A destruição da obra, é um atentado ao patrimônio público e a memória do autor
Por Agnaldo Santos-Uma escultura do artista plástico Mário Paganelli, em formato de trabalhador rural, construída com fios de cobre, representando a cultura do cacau, a região cacaueira e o homem do campo, inaugurada em agosto de 2011, pela Prefeitura Municipal de Camacã, na Praça Mario Batista, foi alvo de ataques e teve a cabeça e os braços arrancados por vândalos. A depredação ocorreu na madrugada de sábado para domingo (14), enquanto a cidade estava em silêncio. A depredação é considerada crime ao patrimônio Publico da cidade de Camacã e também a memória do artista.

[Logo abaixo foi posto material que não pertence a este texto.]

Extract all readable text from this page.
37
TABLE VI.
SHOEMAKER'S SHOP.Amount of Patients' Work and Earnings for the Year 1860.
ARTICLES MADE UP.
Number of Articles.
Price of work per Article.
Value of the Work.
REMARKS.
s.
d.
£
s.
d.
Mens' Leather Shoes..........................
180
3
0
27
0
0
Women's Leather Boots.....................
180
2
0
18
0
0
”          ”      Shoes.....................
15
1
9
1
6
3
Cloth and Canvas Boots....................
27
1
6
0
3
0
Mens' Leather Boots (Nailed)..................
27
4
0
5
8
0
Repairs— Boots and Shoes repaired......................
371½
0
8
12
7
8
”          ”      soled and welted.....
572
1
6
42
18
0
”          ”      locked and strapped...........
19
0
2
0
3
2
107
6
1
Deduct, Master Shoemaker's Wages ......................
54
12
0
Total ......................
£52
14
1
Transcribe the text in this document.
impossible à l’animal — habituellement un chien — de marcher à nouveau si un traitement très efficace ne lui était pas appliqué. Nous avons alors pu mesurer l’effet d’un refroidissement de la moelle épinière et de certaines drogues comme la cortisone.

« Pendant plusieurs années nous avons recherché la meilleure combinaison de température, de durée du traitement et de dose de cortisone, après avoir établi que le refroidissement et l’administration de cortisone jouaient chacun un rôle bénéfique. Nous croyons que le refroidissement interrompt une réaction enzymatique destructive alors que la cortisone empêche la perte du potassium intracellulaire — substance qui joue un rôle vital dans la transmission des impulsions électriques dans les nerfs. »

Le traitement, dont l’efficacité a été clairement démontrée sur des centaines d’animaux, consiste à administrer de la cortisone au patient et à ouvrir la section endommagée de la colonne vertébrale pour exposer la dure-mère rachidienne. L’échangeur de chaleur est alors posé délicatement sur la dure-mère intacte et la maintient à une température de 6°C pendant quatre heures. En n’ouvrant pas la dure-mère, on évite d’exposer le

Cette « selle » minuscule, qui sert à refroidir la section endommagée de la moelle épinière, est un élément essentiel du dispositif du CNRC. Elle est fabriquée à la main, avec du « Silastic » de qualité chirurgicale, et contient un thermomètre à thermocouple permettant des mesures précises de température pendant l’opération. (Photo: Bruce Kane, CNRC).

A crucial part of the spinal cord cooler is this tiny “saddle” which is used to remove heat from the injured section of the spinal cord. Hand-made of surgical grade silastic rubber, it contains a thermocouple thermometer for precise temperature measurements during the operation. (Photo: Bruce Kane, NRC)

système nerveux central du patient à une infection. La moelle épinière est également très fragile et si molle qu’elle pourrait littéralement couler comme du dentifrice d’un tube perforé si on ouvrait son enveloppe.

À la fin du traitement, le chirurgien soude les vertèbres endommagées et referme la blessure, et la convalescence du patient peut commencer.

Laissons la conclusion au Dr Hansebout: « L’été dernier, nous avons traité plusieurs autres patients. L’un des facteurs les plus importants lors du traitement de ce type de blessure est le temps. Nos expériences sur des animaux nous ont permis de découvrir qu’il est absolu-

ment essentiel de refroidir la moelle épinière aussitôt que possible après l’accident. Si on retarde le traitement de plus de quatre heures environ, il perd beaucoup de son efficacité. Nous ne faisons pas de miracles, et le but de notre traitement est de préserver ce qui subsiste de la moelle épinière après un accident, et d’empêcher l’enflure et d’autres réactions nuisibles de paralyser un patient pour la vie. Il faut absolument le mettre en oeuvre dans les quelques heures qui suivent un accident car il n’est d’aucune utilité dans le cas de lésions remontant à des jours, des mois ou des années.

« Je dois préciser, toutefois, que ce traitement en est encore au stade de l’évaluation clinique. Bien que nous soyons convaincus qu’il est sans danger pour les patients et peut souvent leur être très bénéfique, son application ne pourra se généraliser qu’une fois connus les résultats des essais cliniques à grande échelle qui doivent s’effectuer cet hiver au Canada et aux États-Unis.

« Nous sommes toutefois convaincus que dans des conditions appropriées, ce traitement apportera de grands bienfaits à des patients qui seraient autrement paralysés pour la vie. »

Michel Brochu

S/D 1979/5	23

A obra que foi inaugurada na comemoração da festa da cidade, juntamente com outro monumento no centro da praça, nunca teria sofrido um ataque desta natureza, e sempre foi vigiada pelos vigilantes do local. A escultura se transformou em atrativo do lugar, onde todos os dias, as pessoas que visitavam a praça para se divertirem, ou fazer um lanche, sempre se dirigiam á aquela obra para tirarem fotos.
O ataque sofrido pela escultura, é um atentado e desrespeito ao patrimônio público. Os acusados de depredar o patrimônio Público, devem ser investigados, descobertos e responderem criminalmente diante dos órgãos judiciários. De acordo com o “Art. 163 – Destruir, inutilizar ou deteriorar coisa alheia: Pena – detenção, de um a seis meses, ou multa é considerado dano qualificado. O que se espera diante deste episódio é que as autoridades judiciárias investiguem os responsáveis pela baderna.